Traylor found a gorgeous gold frame and placed the painting on an easel. When the woman later returned, she walked past the work, and at first didn’t recognize it as her own. She was astonished when Traylor asked if it could be included in an upcoming art sale.
“I think sometimes when you have so little money you can’t make ends meet feel like you’re valued less,” Traylor said. “And this woman didn’t value the painting she did. . . This program helps break down the barriers of class and race. So someone will see themselves not as a homeless person, but as an artist.”
The exhibition, Meanings of Home, includes paintings, ceramics and photography. Students created a booth that resembled a home and took family portraits. The photos will be displayed and the booth will be installed as part of the exhibition; anyone visiting the show can also take photos in it.

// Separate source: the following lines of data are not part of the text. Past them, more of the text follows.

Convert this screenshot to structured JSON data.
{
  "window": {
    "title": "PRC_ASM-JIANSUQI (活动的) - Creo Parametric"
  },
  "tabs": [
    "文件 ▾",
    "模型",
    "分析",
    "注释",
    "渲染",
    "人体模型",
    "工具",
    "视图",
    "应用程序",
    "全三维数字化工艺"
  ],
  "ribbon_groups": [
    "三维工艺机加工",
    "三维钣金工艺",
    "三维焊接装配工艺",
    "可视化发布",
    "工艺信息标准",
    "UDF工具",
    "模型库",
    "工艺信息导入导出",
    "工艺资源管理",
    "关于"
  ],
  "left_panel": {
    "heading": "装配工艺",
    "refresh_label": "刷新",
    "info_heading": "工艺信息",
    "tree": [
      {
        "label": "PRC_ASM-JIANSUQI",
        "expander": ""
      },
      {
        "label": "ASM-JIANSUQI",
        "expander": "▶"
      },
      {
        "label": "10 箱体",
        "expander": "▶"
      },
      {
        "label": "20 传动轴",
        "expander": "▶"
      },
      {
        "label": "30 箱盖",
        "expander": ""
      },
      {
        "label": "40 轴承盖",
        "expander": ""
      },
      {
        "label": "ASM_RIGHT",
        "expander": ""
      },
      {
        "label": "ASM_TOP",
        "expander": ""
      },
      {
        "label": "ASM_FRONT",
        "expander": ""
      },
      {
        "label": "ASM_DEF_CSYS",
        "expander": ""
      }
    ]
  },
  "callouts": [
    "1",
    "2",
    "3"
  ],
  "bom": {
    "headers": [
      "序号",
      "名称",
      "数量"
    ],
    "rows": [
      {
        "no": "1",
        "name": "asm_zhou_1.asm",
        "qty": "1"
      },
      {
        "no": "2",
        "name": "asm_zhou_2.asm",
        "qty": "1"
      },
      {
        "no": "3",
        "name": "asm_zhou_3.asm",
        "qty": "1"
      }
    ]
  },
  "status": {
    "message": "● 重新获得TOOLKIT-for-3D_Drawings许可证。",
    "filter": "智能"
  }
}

The workshops and exhibitions are funded through a generous grant by the Bunbury Foundation.
For the past decade, ArtSpace has encouraged creativity and self-expression through art therapy in a safe and nurturing environment with the goal of rebuilding the souls of those suffering from poverty, homelessness and family abuse. ArtSpace is run by HomeFront, a Mercer County-based organization that seeks to both lessen the immediate pain of homelessness and to help families become more self-sufficient by giving them the skills and opportunities to ensure adequate income.
In addition to the Lawrenceville location, HomeFront has a Family Campus in Ewing that houses up to 40 families. Through HomeFront’s Resource Network, donations of clothing, furniture and small household items are accepted; its FoodPantry provides a week’s worth of free groceries to low-income families who need them. Learn more by visiting www.homefrontnj.org.
The show’s opening reception is Saturday, June 11 from 2 to 4 p.m. at the Museum, 7 Lower Center St. in Clinton.